Then Gallup released a survey showing that voters prefer, by 48 percent to 44 percent, that the next Congress be controlled by the Republicans. That suggests to me that the next surveys by organizations such as Pew and AP-GFK should be "weighted" to reflect a much more even political split nationally than their previous polls apparently have.
In other words, if the national polling on this health care turkey were to be done in a balanced and straightforward way, we'd likely find that this supposed shining jewel of health care reform might be a temporary rush of serotonin for the White House and the congressional Democrats -- but it could mean political death warrants for those Democratic congressmen and -women that represent moderate districts. And that goes double for moderate Democratic U.S. senators if they vote for anything like the House bill.
The public remembers the arrogant misdeeds of the self-congratulatory political class, be the wrongdoers Democrat or Republican. In 1990, I watched President Bush 41 and the GOP commit political suicide. They passed a tax hike that seemed legitimate, even unavoidable. It wasn't, and Bush lost his re-election bid.

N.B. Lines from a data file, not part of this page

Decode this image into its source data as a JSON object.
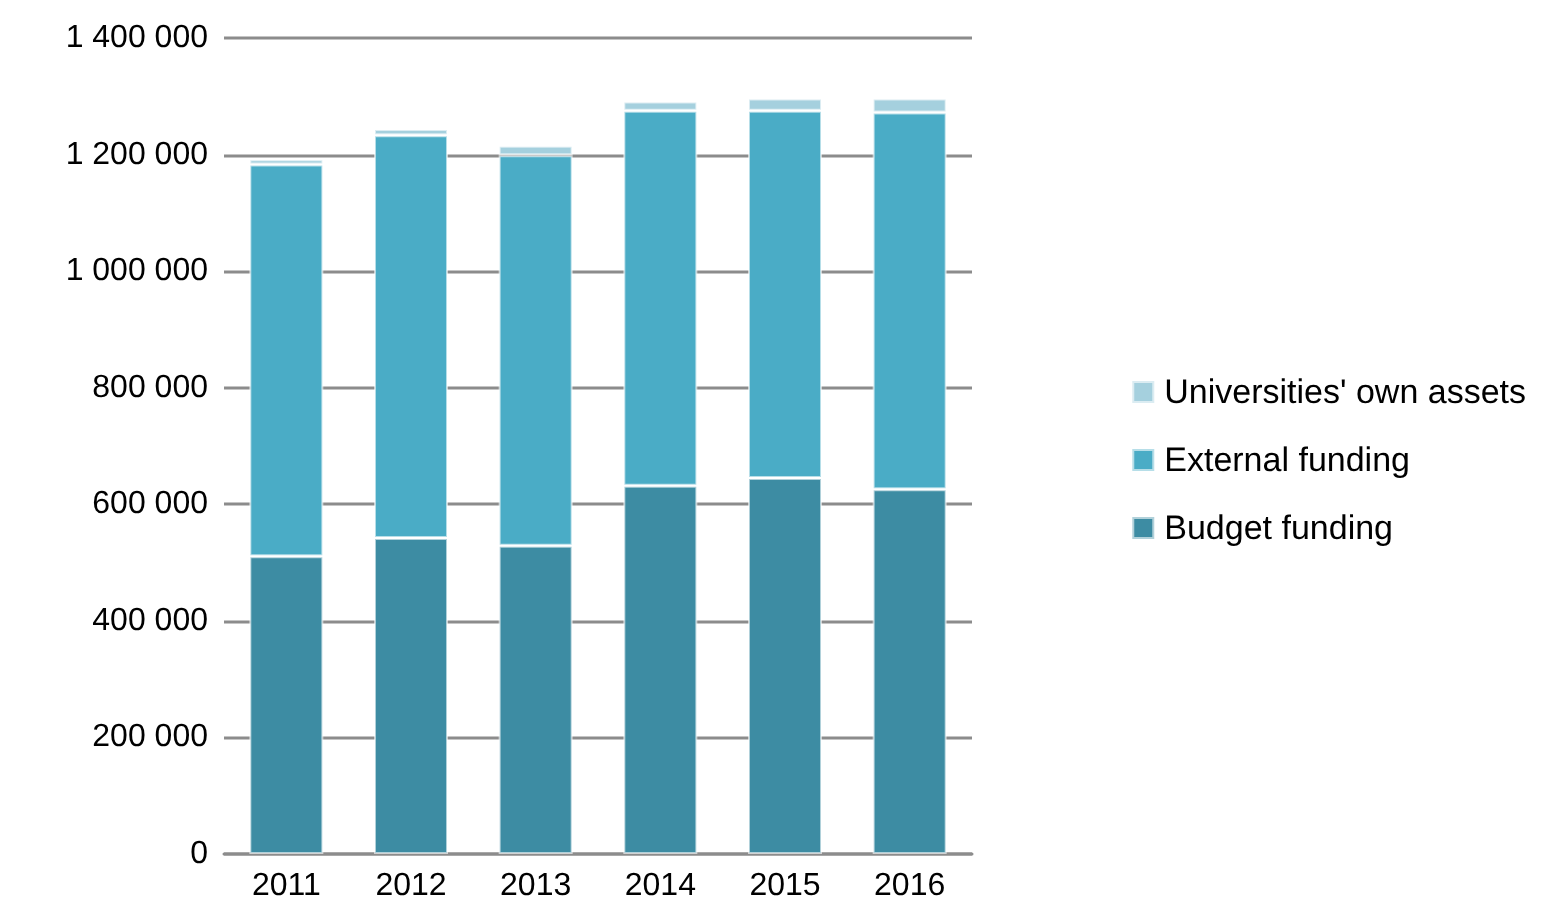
{
  "chart_data": {
    "type": "bar",
    "stacked": true,
    "categories": [
      "2011",
      "2012",
      "2013",
      "2014",
      "2015",
      "2016"
    ],
    "series": [
      {
        "name": "Budget funding",
        "color": "#3d8ca3",
        "values": [
          511000,
          542000,
          529000,
          632000,
          645000,
          626000
        ]
      },
      {
        "name": "External funding",
        "color": "#4aacc6",
        "values": [
          672000,
          691000,
          670000,
          643000,
          630000,
          646000
        ]
      },
      {
        "name": "Universities' own assets",
        "color": "#a5d0de",
        "values": [
          9000,
          11000,
          16000,
          16000,
          21000,
          24000
        ]
      }
    ],
    "ylim": [
      0,
      1400000
    ],
    "yticks": [
      {
        "value": 0,
        "label": "0"
      },
      {
        "value": 200000,
        "label": "200 000"
      },
      {
        "value": 400000,
        "label": "400 000"
      },
      {
        "value": 600000,
        "label": "600 000"
      },
      {
        "value": 800000,
        "label": "800 000"
      },
      {
        "value": 1000000,
        "label": "1 000 000"
      },
      {
        "value": 1200000,
        "label": "1 200 000"
      },
      {
        "value": 1400000,
        "label": "1 400 000"
      }
    ],
    "grid": "y",
    "legend": "right"
  }
}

The Republicans also botched things in the mid-'80s. They revamped the federal tax code and ended tax benefits for owners of rental property. That cute maneuver sent most of the "Reagan Revolution" Senate class of 1980-81 back home in the '86 elections.
I find it utterly baffling that congressional Democrats in places like Virginia, North Carolina, Florida and other swing states don't recognize that their devotion to this health care reform mess likely will end their careers down the road. Moreover, they don't seem to realize how silly they look fighting over health care when most of the nation is paralyzed with fear about dinner table issues -- such as whether there will even be dinner on the table.
It's a cause of wonderment and a sight to behold.